D. C. : « Pas pour l’instant. C’est un travail très accaparant. J’ai abandonné les deux projets que j’avais en cours. Le premier était un « Spirou à Venise » avec Christophe Arleston et le deuxième une série de gags en une page avec Jerry Frissen. Cet autre projet était bien avancé : nous avons le matériel scénaristique pour deux albums, l’univers graphique et la mise en scène pour le premier album est aboutie. Maintenant, je ne suis pas en mesure de réaliser, lancer et suivre la série à un rythme suffisant pour qu’elle ait une chance de décoller. On est en train de chercher un dessinateur qui pourrait s’investir dans le projet. Ce n’est pas une série facile et Jerry est en train d’évaluer ses options. »

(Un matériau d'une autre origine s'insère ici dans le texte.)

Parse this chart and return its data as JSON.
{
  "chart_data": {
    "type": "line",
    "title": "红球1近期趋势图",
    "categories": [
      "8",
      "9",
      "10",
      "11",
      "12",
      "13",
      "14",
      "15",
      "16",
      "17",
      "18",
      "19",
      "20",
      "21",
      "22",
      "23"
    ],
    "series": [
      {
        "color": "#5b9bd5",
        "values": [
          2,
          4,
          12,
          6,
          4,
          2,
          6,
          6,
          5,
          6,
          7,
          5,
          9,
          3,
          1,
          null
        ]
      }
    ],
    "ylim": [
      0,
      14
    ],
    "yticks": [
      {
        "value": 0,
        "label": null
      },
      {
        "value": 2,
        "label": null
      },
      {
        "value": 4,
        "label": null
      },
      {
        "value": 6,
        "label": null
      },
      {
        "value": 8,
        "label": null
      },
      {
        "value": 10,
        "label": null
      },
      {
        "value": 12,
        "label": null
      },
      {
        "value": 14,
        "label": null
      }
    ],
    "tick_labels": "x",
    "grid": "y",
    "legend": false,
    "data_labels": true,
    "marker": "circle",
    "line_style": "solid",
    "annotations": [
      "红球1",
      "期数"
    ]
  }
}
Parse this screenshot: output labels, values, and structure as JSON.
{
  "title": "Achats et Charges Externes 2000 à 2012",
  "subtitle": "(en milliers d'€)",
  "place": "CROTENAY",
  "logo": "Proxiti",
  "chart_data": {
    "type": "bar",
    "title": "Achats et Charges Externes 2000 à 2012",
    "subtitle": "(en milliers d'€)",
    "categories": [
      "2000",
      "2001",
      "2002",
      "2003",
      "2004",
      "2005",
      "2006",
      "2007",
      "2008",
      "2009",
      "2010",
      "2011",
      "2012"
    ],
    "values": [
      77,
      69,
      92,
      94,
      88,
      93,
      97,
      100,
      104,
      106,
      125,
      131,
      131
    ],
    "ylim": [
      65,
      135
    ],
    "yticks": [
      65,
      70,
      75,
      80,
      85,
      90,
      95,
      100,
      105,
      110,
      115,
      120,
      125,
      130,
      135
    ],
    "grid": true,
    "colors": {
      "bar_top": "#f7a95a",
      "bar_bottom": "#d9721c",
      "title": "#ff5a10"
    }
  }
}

Merci à vous pour tous ses éléments de réponse. Bon courage pour votre tournée promotionnelle !

Couverture de la version luxe

Visuel du hors-série d'Auto Plus : Sur la Route avec Astérix (n° 61 du 10 octobre 2017 )

Philippe TOMBLAINE

« Astérix T37 : Astérix et la Transitalique » par Didier Conrad et Jean-Yves Ferri
Éditions Albert René (9,95 €) – ISBN : 978-2864973270

Version luxe (39 €) – ISBN : 978-2864973287

Galerie

11 réponses à « Astérix T37 : Astérix et la Transitalique » par Didier Conrad et Jean-Yves Ferri

  1. Pierre dit :

    Petit détail : le village (20000 habitants quand même…) d’Oderzo est situé en Vénétie et non dans le Piémont.

    • Tomblaine dit :

      C’est exact et donc corrigé.
      Pour l’anecdote, je me suis référé à une interview récente d’Uderzo, où lui même évoquait le Piémont comme lieu de localisation du village « familial »… Il faut tout vérifier !
      Merci de votre relecture attentive.

  2. Liaan dit :

    Quel dommage de ne pas avoir conservé le char Vespa vu sur le croquis préparatoire (bon, il avait 3 roues !)
    Mais il eût été bien que Conrad mette dans le dessin final cet embouti vertical au centre du tablier qui symbolise la Vespa.
    Nous n’avons droit qu’à un char à petites roues et sa couleur vert pâle.
    Est-ce que le lecteur saisira l’astuce ?

  3. JEAN dit :

    Je n’ai pas aimé cet album et son histoire linéaire: Astérix et Obélix participent à la course et gagnent la course!
    Dans Astérix aux J.O. (bien supérieur), ils ne gagnent que l’épreuve spécialement conçue pour eux, c’est beaucoup plus travaillé et pensé.
    Le dessin de Conrad est magnifique, mais le scénario est faible!

    • PATYDOC dit :

      Oui – Sans compter les petites connotations racistes : les Portugais ne sont jamais dans la course, les Scandinaves sont grossiers, les Goths reçoivent des baffes sans raisons, etc…. Je suis curieux de voir quelle sera la réaction dans ces pays ? Et quid des ventes dans ces pays ?

      • PATYDOC dit :

        J’ajoute que l’impression et le papier sont de mauvaise qualité ! On est loin de la qualité d’impression d’ »Astérix et les Jeux Olympiques » (livre avec lequel j’ai appris à lire)……….

  4. fredo dit :

    bonjour’
    l’album est génial, j’ai acheté la version luxe.

  5. Olivier Berné dit :

    Je viens de le prendre en main et je n’ai qu une envie c’est de me faire rembourser tellement il est mal imprimé. Noir pas noir tres visible dans les bulles. Couleurs delavées

  6. BARRE dit :

    Et çà rale, et çà rale… A part « Fredo », tout le monde il est pas content du nouvel album d’ Asterix, on se plaint même de la qualité du papier c’est à (presque) mourir de rire! Mais les gars testez votre lecture avant d’acheter, allez le feuilleter en douce chez Decitre ou à la Fnac avant de l’acheter éventuellement chez votre libraire préféré et arrêtez un peu vos critiques de mémères (ou de poissonniers!)
    Avant de finir j’enfonce aussi une porte ouverte: il parait que Conrad c’est pas Uderzo et il parait même que Ferri c’est pas Goscinny! Crotte alors!